Wichtig war mir, dass das Buch einfach zu lesen ist, also nicht wie eine wissenschaftliche Publikation, sondern fast wie ein „Kochrezept“. In meiner Tätigkeit als Personalberaterin bin ich häufig mit Menschen im Gespräch, die mir ihre negativen Erlebnisse mit Recruiting und RecruiterInnen erzählen. Ich glaube, dass mein Buch dazu beitragen kann, schnell Verständnis für die wesentlichen Aspekte im Prozess der Personalsuche und des Kennenlernens zu entwickeln.

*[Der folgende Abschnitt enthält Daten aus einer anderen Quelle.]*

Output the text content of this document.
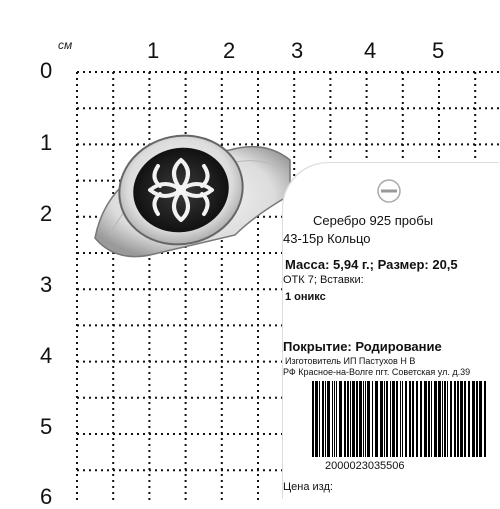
см	1	2	3	4	5
0
1
2
3
4
5
6
Серебро 925 пробы
43-15р Кольцо
Масса: 5,94 г.; Размер: 20,5
ОТК 7; Вставки:
1 оникс
Покрытие: Родирование
Изготовитель ИП Пастухов Н В
РФ Красное-на-Волге пгт. Советская ул. д.39
2000023035506
Цена изд:
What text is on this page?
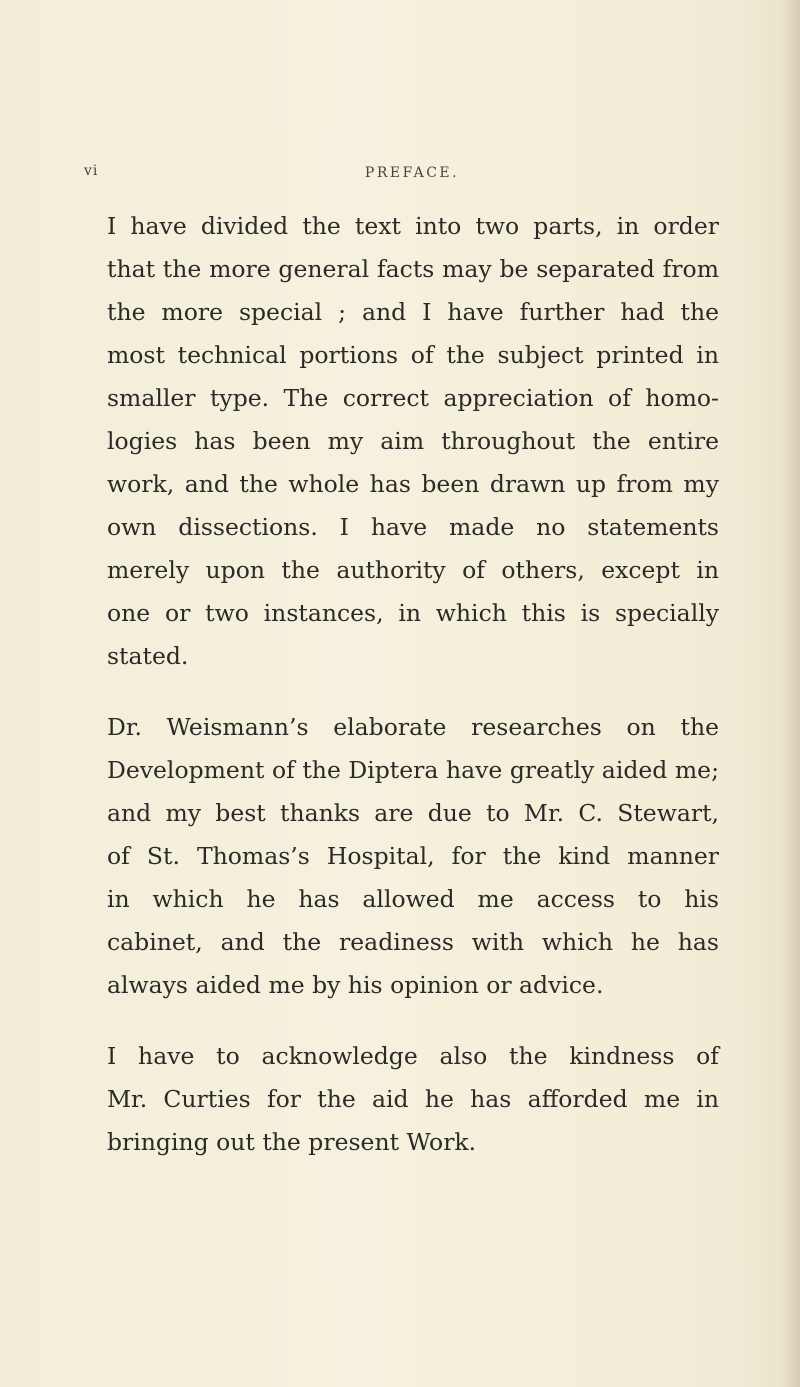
vi	PREFACE.

I have divided the text into two parts, in order
that the more general facts may be separated from
the more special ; and I have further had the
most technical portions of the subject printed in
smaller type. The correct appreciation of homo-
logies has been my aim throughout the entire
work, and the whole has been drawn up from my
own dissections. I have made no statements
merely upon the authority of others, except in
one or two instances, in which this is specially
stated.

Dr. Weismann’s elaborate researches on the
Development of the Diptera have greatly aided me;
and my best thanks are due to Mr. C. Stewart,
of St. Thomas’s Hospital, for the kind manner
in which he has allowed me access to his
cabinet, and the readiness with which he has
always aided me by his opinion or advice.

I have to acknowledge also the kindness of
Mr. Curties for the aid he has afforded me in
bringing out the present Work.
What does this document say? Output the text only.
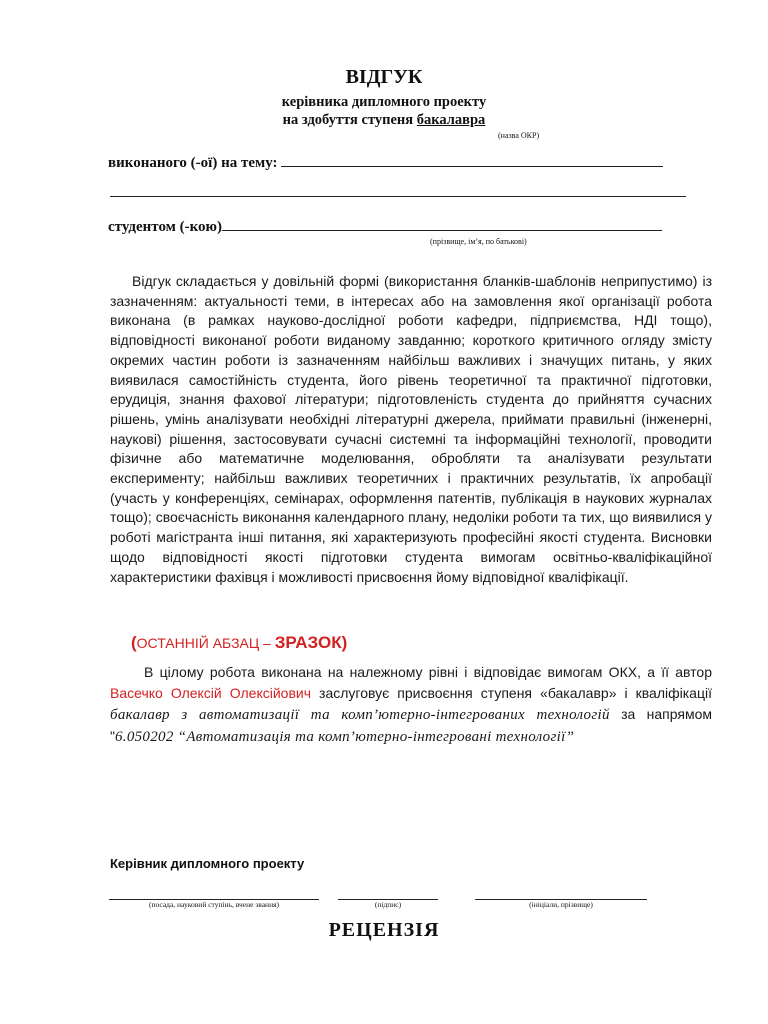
ВІДГУК
керівника дипломного проекту
на здобуття ступеня бакалавра
(назва ОКР)
виконаного (-ої) на тему:
студентом (-кою)
(прізвище, ім’я, по батькові)
Відгук складається у довільній формі (використання бланків-шаблонів неприпустимо) із зазначенням: актуальності теми, в інтересах або на замовлення якої організації робота виконана (в рамках науково-дослідної роботи кафедри, підприємства, НДІ тощо), відповідності виконаної роботи виданому завданню; короткого критичного огляду змісту окремих частин роботи із зазначенням найбільш важливих і значущих питань, у яких виявилася самостійність студента, його рівень теоретичної та практичної підготовки, ерудиція, знання фахової літератури; підготовленість студента до прийняття сучасних рішень, умінь аналізувати необхідні літературні джерела, приймати правильні (інженерні, наукові) рішення, застосовувати сучасні системні та інформаційні технології, проводити фізичне або математичне моделювання, обробляти та аналізувати результати експерименту; найбільш важливих теоретичних і практичних результатів, їх апробації (участь у конференціях, семінарах, оформлення патентів, публікація в наукових журналах тощо); своєчасність виконання календарного плану, недоліки роботи та тих, що виявилися у роботі магістранта інші питання, які характеризують професійні якості студента. Висновки щодо відповідності якості підготовки студента вимогам освітньо-кваліфікаційної характеристики фахівця і можливості присвоєння йому відповідної кваліфікації.
(ОСТАННІЙ АБЗАЦ – ЗРАЗОК)
В цілому робота виконана на належному рівні і відповідає вимогам ОКХ, а її автор Васечко Олексій Олексійович заслуговує присвоєння ступеня «бакалавр» і кваліфікації бакалавр з автоматизації та комп’ютерно-інтегрованих технологій за напрямом "6.050202 “Автоматизація та комп’ютерно-інтегровані технології”
Керівник дипломного проекту
(посада, науковий ступінь, вчене звання)	(підпис)	(ініціали, прізвище)
РЕЦЕНЗІЯ
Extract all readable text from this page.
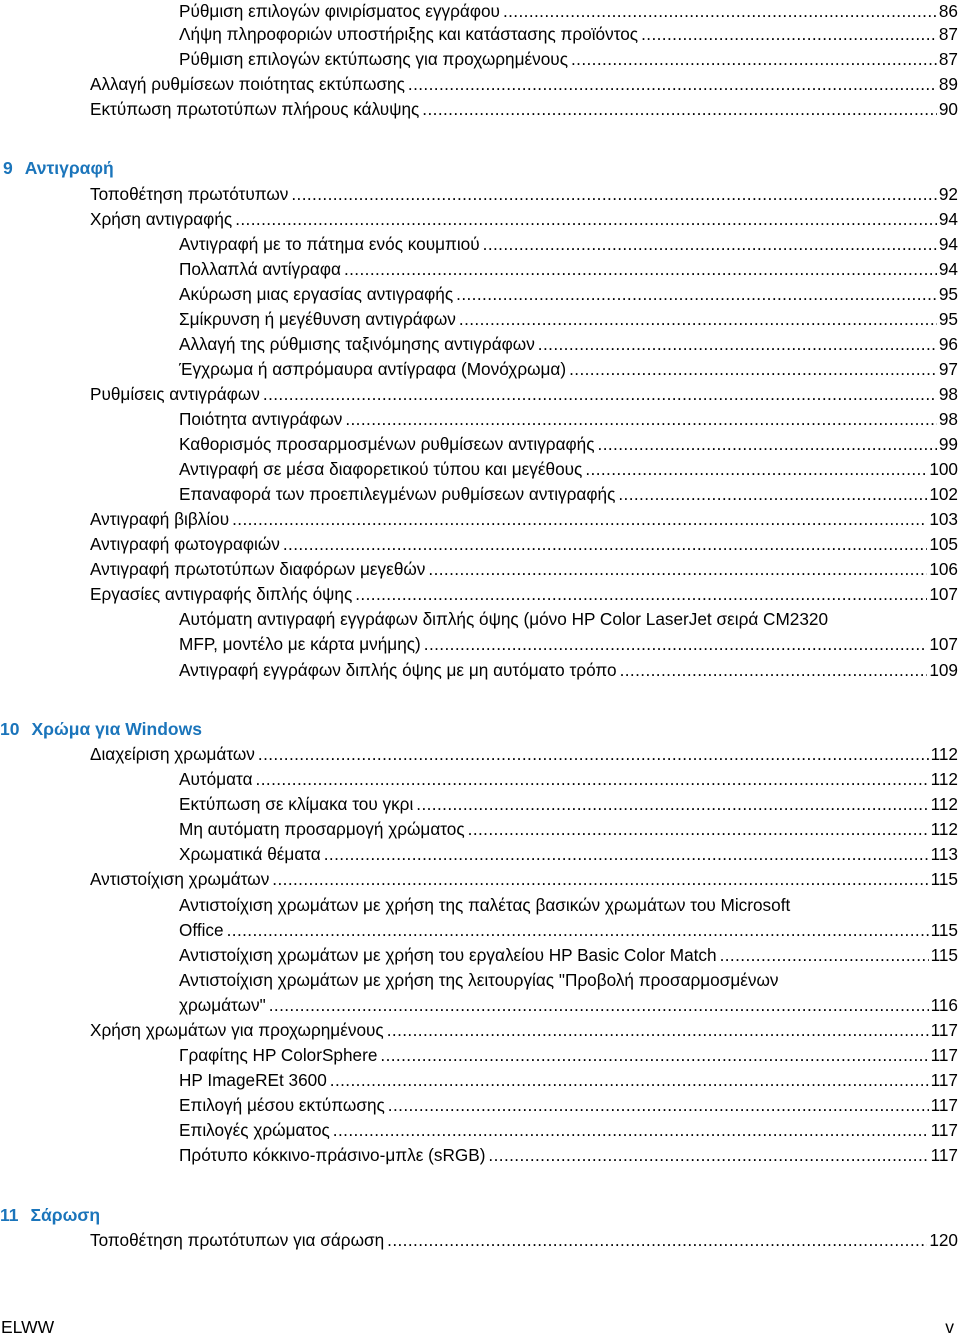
Ρύθμιση επιλογών φινιρίσματος εγγράφου .....	86
Λήψη πληροφοριών υποστήριξης και κατάστασης προϊόντος .....	87
Ρύθμιση επιλογών εκτύπωσης για προχωρημένους .....	87
Αλλαγή ρυθμίσεων ποιότητας εκτύπωσης .....	89
Εκτύπωση πρωτοτύπων πλήρους κάλυψης .....	90
9 Αντιγραφή
Τοποθέτηση πρωτότυπων .....	92
Χρήση αντιγραφής .....	94
Αντιγραφή με το πάτημα ενός κουμπιού .....	94
Πολλαπλά αντίγραφα .....	94
Ακύρωση μιας εργασίας αντιγραφής .....	95
Σμίκρυνση ή μεγέθυνση αντιγράφων .....	95
Αλλαγή της ρύθμισης ταξινόμησης αντιγράφων .....	96
Έγχρωμα ή ασπρόμαυρα αντίγραφα (Μονόχρωμα) .....	97
Ρυθμίσεις αντιγράφων .....	98
Ποιότητα αντιγράφων .....	98
Καθορισμός προσαρμοσμένων ρυθμίσεων αντιγραφής .....	99
Αντιγραφή σε μέσα διαφορετικού τύπου και μεγέθους .....	100
Επαναφορά των προεπιλεγμένων ρυθμίσεων αντιγραφής .....	102
Αντιγραφή βιβλίου .....	103
Αντιγραφή φωτογραφιών .....	105
Αντιγραφή πρωτοτύπων διαφόρων μεγεθών .....	106
Εργασίες αντιγραφής διπλής όψης .....	107
Αυτόματη αντιγραφή εγγράφων διπλής όψης (μόνο HP Color LaserJet σειρά CM2320
MFP, μοντέλο με κάρτα μνήμης) .....	107
Αντιγραφή εγγράφων διπλής όψης με μη αυτόματο τρόπο .....	109
10 Χρώμα για Windows
Διαχείριση χρωμάτων .....	112
Αυτόματα .....	112
Εκτύπωση σε κλίμακα του γκρι .....	112
Μη αυτόματη προσαρμογή χρώματος .....	112
Χρωματικά θέματα .....	113
Αντιστοίχιση χρωμάτων .....	115
Αντιστοίχιση χρωμάτων με χρήση της παλέτας βασικών χρωμάτων του Microsoft
Office .....	115
Αντιστοίχιση χρωμάτων με χρήση του εργαλείου HP Basic Color Match .....	115
Αντιστοίχιση χρωμάτων με χρήση της λειτουργίας "Προβολή προσαρμοσμένων
χρωμάτων" .....	116
Χρήση χρωμάτων για προχωρημένους .....	117
Γραφίτης HP ColorSphere .....	117
HP ImageREt 3600 .....	117
Επιλογή μέσου εκτύπωσης .....	117
Επιλογές χρώματος .....	117
Πρότυπο κόκκινο-πράσινο-μπλε (sRGB) .....	117
11 Σάρωση
Τοποθέτηση πρωτότυπων για σάρωση .....	120
ELWW	v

Was unterscheidet Ihr Buch von anderen Publikationen?
Kurz, prägnant und mit vielen praktischen Tipps führe ich durch den gesamten Prozess der Personalsuche. In jedem Recruiting-Prozess sind Entscheidungen zu treffen: wer, wann, was und wie machen soll. Dieses Buch bietet Entscheidungshilfen und Optionen, die im jeweiligen Prozessstadium zu treffen und/oder zu berücksichtigen sind. Wenn man dieses Buch gelesen hat, dann hat man einen Leitfaden, wie MitarbeiterInnensuche funktioniert. Und eine gute Basis, um sich mit einzelnen Aspekten vertieft zu beschäftigen. Mein Mitautor, Dr. Klaus Cavar, Rechtsanwalt für Arbeitsrecht, hat dazu die jeweils relevanten rechtlichen Themen skizziert.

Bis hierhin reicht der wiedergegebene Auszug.